The resulting exhibition begins with a timeline of the events on September 11, 2001. The recovered World Trade Center artifacts include an American flag, souvenirs, building keys, signs, firearms, sections of the building facade, marble floor, and airplane fragments. Among the rescue-related objects are a NYPD radio holster, a firefighter’s boot and air tank harness and the door from a destroyed Fire Department of New York truck.

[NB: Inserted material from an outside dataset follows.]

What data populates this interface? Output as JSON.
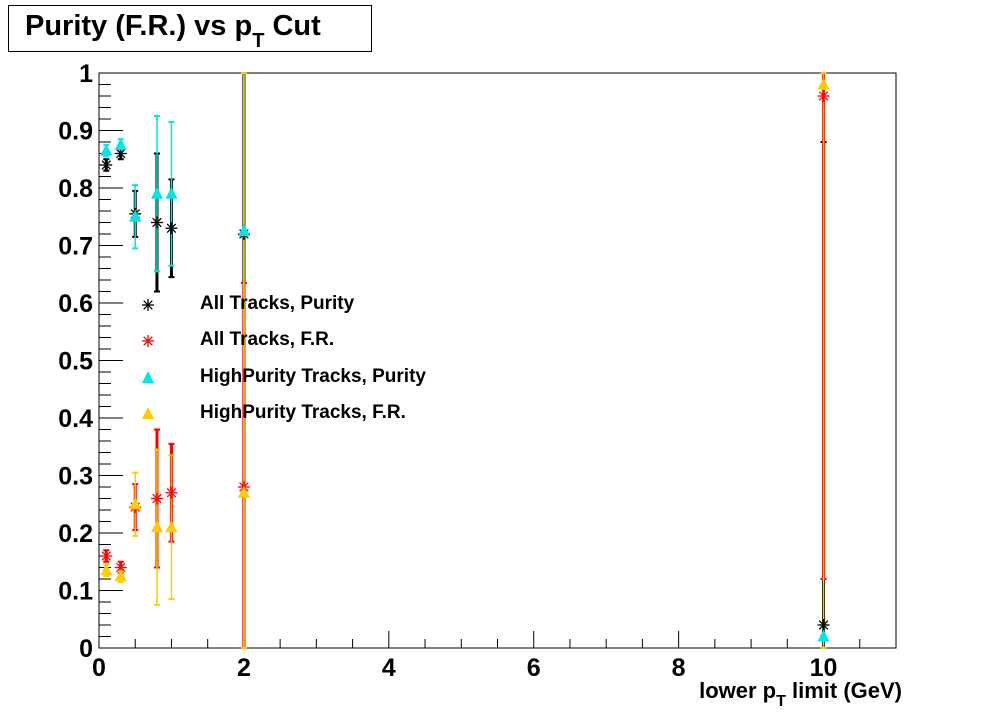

The Museum of Mobile opened in its present location 10 days after 9-11. The staff wanted an exhibit to honor our 10th anniversary with the same reverence that we experienced during that time. MOM Director, David Alsobrook says, “I think this exhibit exemplifies the unique role that museums can play nationally and locally in educating the public and commemorating important events and times in our history. The key elements of historical memory sometimes are unpleasant and traumatic. Thus, a museum seeks remembrance and commemoration of what’s often uncomfortable and disturbing, and this exhibit contributes to the ongoing grieving and healing processes and brings our communities closer together, both nationally and locally.”
The Museum will have a memory wall outside the exhibit so visitors may look back to September 11, 2001 and add their thoughts of what they were doing and where they were when they learned of the first tower being attacked.